Through the 1880s and 1890s O’Domhnalla rose in the Party, eventually becoming—along with Delegate William McKinley—a leader of the Pro-Suffrage, liberal wing. His and McKinley’s election as Whips of their respective houses of Parliament heralded the victory of that wing. The sudden death of John Sparrow David Thompson put Bjorn Honstadt in the General Moderator’s office, but his health was frail. Parliament authorized a special election and a Whig victory was all-but-assured. Either McKinley or O’Domhnalla was certain to become GM, but the sudden death of the latter’s wife affected him deeply. He resigned from Parliament, leaving McKinley an uncontested field.
For the rest of his life, O’Domhnalla devoted himself to writing history, perhaps hoping to regain the huge success of his Atlantis work. He wrote a book questioning the authorship of Gwilim Trammelpila’s plays as well as a defense of the Duke of Buckingham, claiming Richard III of England had killed the “Princes in the Tower.” He also wrote a work theorizing that The Schumann Brothers were in fact one person.
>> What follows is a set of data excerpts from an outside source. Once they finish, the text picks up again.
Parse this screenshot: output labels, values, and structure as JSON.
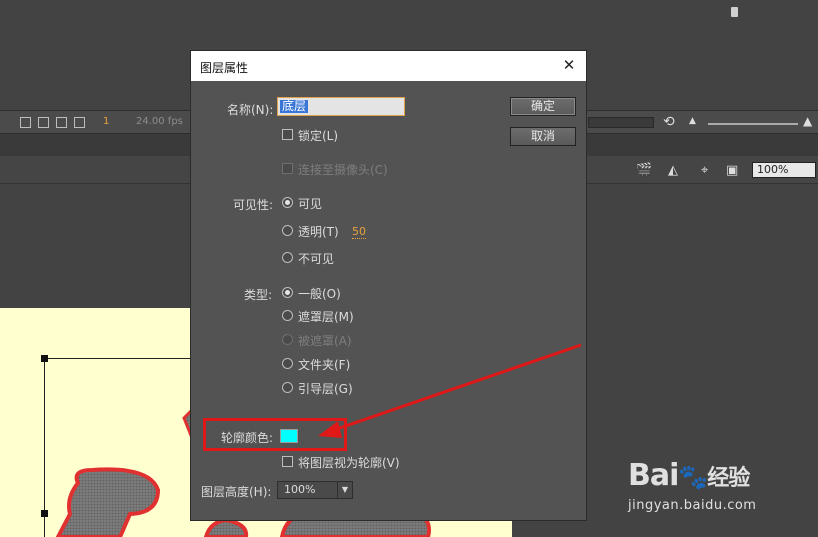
{
  "app": {
    "frame_number": "1",
    "frame_rate": "24.00 fps",
    "zoom_level": "100%"
  },
  "dialog": {
    "title": "图层属性",
    "name_label": "名称(N):",
    "name_value": "底层",
    "ok_label": "确定",
    "cancel_label": "取消",
    "lock_label": "锁定(L)",
    "camera_label": "连接至摄像头(C)",
    "visibility_label": "可见性:",
    "visibility_options": [
      "可见",
      "透明(T)",
      "不可见"
    ],
    "transparency_value": "50",
    "type_label": "类型:",
    "type_options": [
      "一般(O)",
      "遮罩层(M)",
      "被遮罩(A)",
      "文件夹(F)",
      "引导层(G)"
    ],
    "outline_color_label": "轮廓颜色:",
    "outline_color": "#00ffff",
    "view_as_outline_label": "将图层视为轮廓(V)",
    "height_label": "图层高度(H):",
    "height_value": "100%"
  },
  "colors": {
    "annotation": "#e01818",
    "stage": "#ffffd0",
    "shape_fill": "#7a7a7a",
    "shape_stroke": "#e03030"
  },
  "watermark": {
    "brand": "Bai",
    "brand_cn": "经验",
    "url": "jingyan.baidu.com"
  }
}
None of these books were as successful as his first, and O’Domhnalla left his family in substantial debt upon his death in 1902.
His son Henry was killed in France during the First Great War. His daughter Victoria married, moved to Illinoise and elected to Parliament on the Whig ticket in 1929. She served for two years as Minister of Administrative Affairs during the tenure of Gwilliam Lyon MacDowell.